If you read through the information on this site, you’ll see repeated references to CSED. It stands for Child Support Enforcement Division and is an administrative agency and a part of the Department of Public Health and Human Services (DPHHS). CSED’s mission is to diligently pursue and ultimately achieve financial and medical support of children by establishing, enforcing, and increasing public awareness of parental obligations. Child support is a major component of this, but it also encompasses areas like health insurance. They provide child support enforcement services like: Locating absent parents; Establishing Paternity; Establishing financial and medical support orders; enforcing current and past-due child support; offering medical and spousal support; and Modifying child support orders.
Their actions are administrative in nature and can be appealed to District Courts. The interplay between CSED and the judicial system is complicated and often confusing. One key to remember is that if you are involved with CSED and unhappy with the ultimate result you can appeal their decisions to District Court and have a judge make a decision. If you are unhappy with the judge’s decision you can appeal to the Montana Supreme Court. Of course, saying you can appeal if you are unhappy is technically true – but not necessarily the reason that an appeal should be taken.

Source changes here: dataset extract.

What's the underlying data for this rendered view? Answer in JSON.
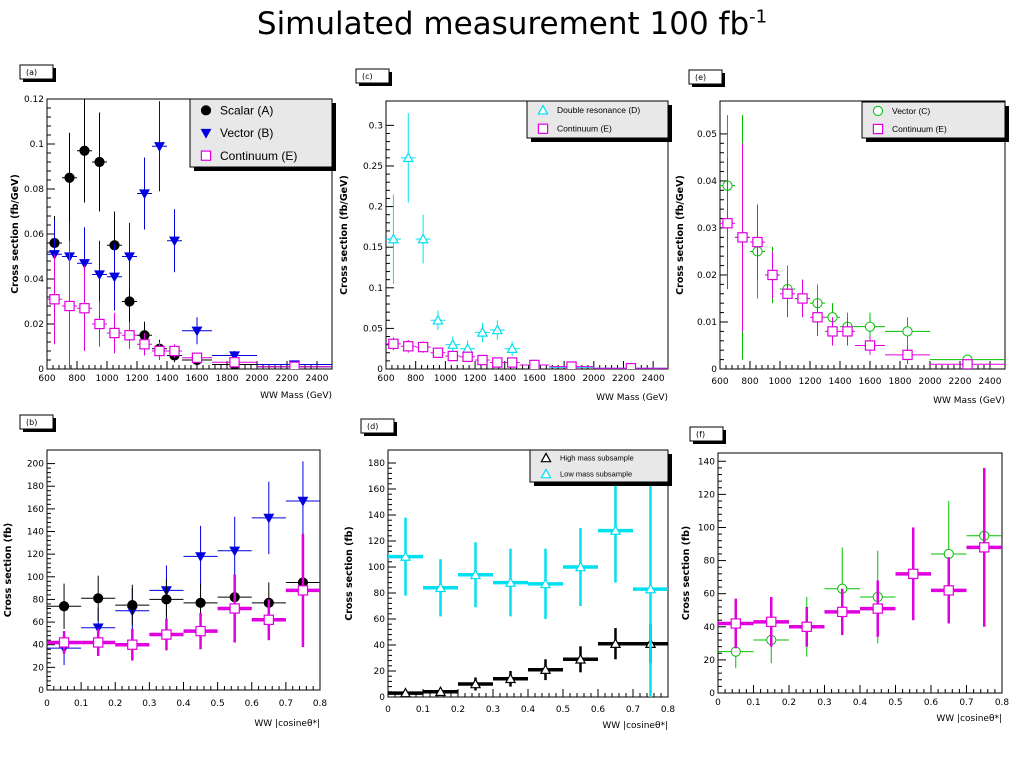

People receiving TANF (Temporary Assistance to Needy Families) are automatically referred to CSED and support owed to the family is automatically assigned to the state as a part of the rules and regulations of TANF. Any support that is collected in these situations is first given to the state to reimburse it and the federal government for welfare that’s been given to the family.
Even if you are not involved with TANF you can still apply for CSED involvement in your case. In those situations, any support that’s collected is given to parent. Getting CSED involved has a number of advantages if you’re having trouble collecting your child support like license suspension and child support liens.
CSED is made up of six bureaus: Administrative Services, Field Services, Program and Training, Legal Services, Budget, and Office of the Administrative Law Judge. CSED is centrally located in Helena but has four regional offices in Butte, Billings, Great Falls, and Missoula.
They’re a terrific resource for people involved in child support disputes, but it’s important to know what they do before you go looking for help. For example, their job does not include helping with child support calculations.